By MICHAEL DAVIDOW, Radio Free New Hampshire

For today’s column, I am being joined by Chloe Schlagobers, a reporter for an unnamed daily published in New York City (mostly on-line, but also available on fine silk cloth).  Chloe will be interviewing me about the New Hampshire primary.

            Moi-meme:  Hi, Chloe.

            Chloe Schlagobers: Hi, Michael!  Before we go any further, my preferred pronouns are she, her, mine, mine, mine, and mine.  What are yours?

            MM: Umm.  The usual ones?

            CS: [censorious frown]

            MM:  Sorry.  Let me see.  Pancakes, ice cream, and Squirtle.

            CS: I respect that.  Okay then.  First, I want you to know that I am a huge fan of New Hampshire.  Where I went to college, which is Princeton, which is part of New York City, we used to go to Harvard for football games all the time.   

            MM: Harvard is in Massachusetts.

            CS:  I also like Montreal.

            MM: Canada.

            CS: Kennebunkport can be nice.  But not in tourist season.  Too crowded.

            MM: Maine.

            CS: Help me out here.

            MM: We have that whole primary thing?

            CS: Right you are!  Plus you have those lovely Green Mountains, and all those cute kangaroos.  So let’s get down to business.  According to the New York [bleep] Style Manual, I am obliged to describe Manchester as “gritty.”  Why is that? 

            MM:  You guys always come up here in wintertime, when there’s a lot of sand and salt on the roads.

            CS: I saw grit once.  It was in a museum.  Apparently, Brooklyn used to have some.

            MM: Imagine that!  Manchester also has a sizeable working class, just like Brooklyn used to have.

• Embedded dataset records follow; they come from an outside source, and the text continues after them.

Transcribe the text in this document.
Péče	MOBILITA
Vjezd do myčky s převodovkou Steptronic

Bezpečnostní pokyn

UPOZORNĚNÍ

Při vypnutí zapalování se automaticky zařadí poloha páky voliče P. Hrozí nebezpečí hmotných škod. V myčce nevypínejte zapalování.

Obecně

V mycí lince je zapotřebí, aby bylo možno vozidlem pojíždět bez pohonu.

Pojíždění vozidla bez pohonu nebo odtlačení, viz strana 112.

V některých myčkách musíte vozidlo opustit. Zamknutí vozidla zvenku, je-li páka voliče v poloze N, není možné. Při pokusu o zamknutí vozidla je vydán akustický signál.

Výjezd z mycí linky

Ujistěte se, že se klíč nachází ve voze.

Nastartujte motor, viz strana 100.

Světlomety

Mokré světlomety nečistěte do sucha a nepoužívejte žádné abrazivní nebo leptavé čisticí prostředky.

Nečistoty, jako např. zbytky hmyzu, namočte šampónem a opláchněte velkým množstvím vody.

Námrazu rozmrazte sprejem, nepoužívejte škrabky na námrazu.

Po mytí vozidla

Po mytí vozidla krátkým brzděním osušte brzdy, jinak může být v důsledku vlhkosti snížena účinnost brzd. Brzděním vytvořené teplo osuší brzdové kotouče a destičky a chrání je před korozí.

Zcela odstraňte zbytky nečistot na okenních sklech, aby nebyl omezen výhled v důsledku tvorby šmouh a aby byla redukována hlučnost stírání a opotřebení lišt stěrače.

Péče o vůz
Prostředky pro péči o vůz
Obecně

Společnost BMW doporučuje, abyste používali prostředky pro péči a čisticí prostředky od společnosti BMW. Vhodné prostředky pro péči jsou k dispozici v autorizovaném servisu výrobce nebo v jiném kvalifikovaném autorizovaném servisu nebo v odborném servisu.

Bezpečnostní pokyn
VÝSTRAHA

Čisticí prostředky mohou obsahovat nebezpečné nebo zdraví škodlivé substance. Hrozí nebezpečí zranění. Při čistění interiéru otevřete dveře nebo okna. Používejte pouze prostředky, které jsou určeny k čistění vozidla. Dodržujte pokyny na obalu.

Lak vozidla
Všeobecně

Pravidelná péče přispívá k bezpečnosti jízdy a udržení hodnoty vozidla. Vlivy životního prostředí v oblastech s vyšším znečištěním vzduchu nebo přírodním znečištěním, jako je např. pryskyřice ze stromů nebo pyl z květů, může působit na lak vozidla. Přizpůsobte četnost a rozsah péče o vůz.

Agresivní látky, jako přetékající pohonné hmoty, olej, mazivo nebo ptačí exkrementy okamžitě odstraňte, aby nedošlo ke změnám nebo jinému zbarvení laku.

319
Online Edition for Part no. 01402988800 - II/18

With many different ethnicities.  So we all rub elbows and put up with each other. 

            CS: How strange!  It must be the elbows thing.  Because that sounds gritty to me.  Anyway, so what does Hillary have to do, to win the election here?  Is there syrup involved, or should she learn how to ski?  If the latter, please let us know where you keep your champagne powder.

            MM: I didn’t know Hillary was running again.

            CS: Oops.  I think it’s a secret.  But that’s why our editorial board threw its support behind both Klobuchar and Warren. Because none of today’s candidates have the whole package.  They are all half-candidates, at best.  You know, like Warren’s progressiveness, combined with Klobuchar’s appeal to moderates.  We figure that people will eventually beg Hillary to come back, because she is neither progressive nor appealing, and those things sort of cancel each other out, and we can finally recoup our investment in her. 

            MM: Wow. That just made my head spin.

            CS: So the [bleeping] Style Manual also mandates my describing New Hampshire as quaint. 

            MM: Quaint and gritty!  Sort of like…

            CS: Exactly.  Warren and Klobuchar!  But then there’s Mayor Pete.  I am pretty sure that he was the valedictorian of his high school class, you know.  Plus he is a veteran, so there’s that.

            MM: Wow again.

            CS: I know.  Impressive.  Just like Kennedy.

            MM: Only minus the years that Kennedy spent in the House, and the Senate, and everything that he learned about politics and finance and diplomacy by virtue of growing up as a Kennedy. Not to mention how his heart had been tempered, by great personal losses. 

            CS: See?  Hillary in 2020!  I knew you’d come around.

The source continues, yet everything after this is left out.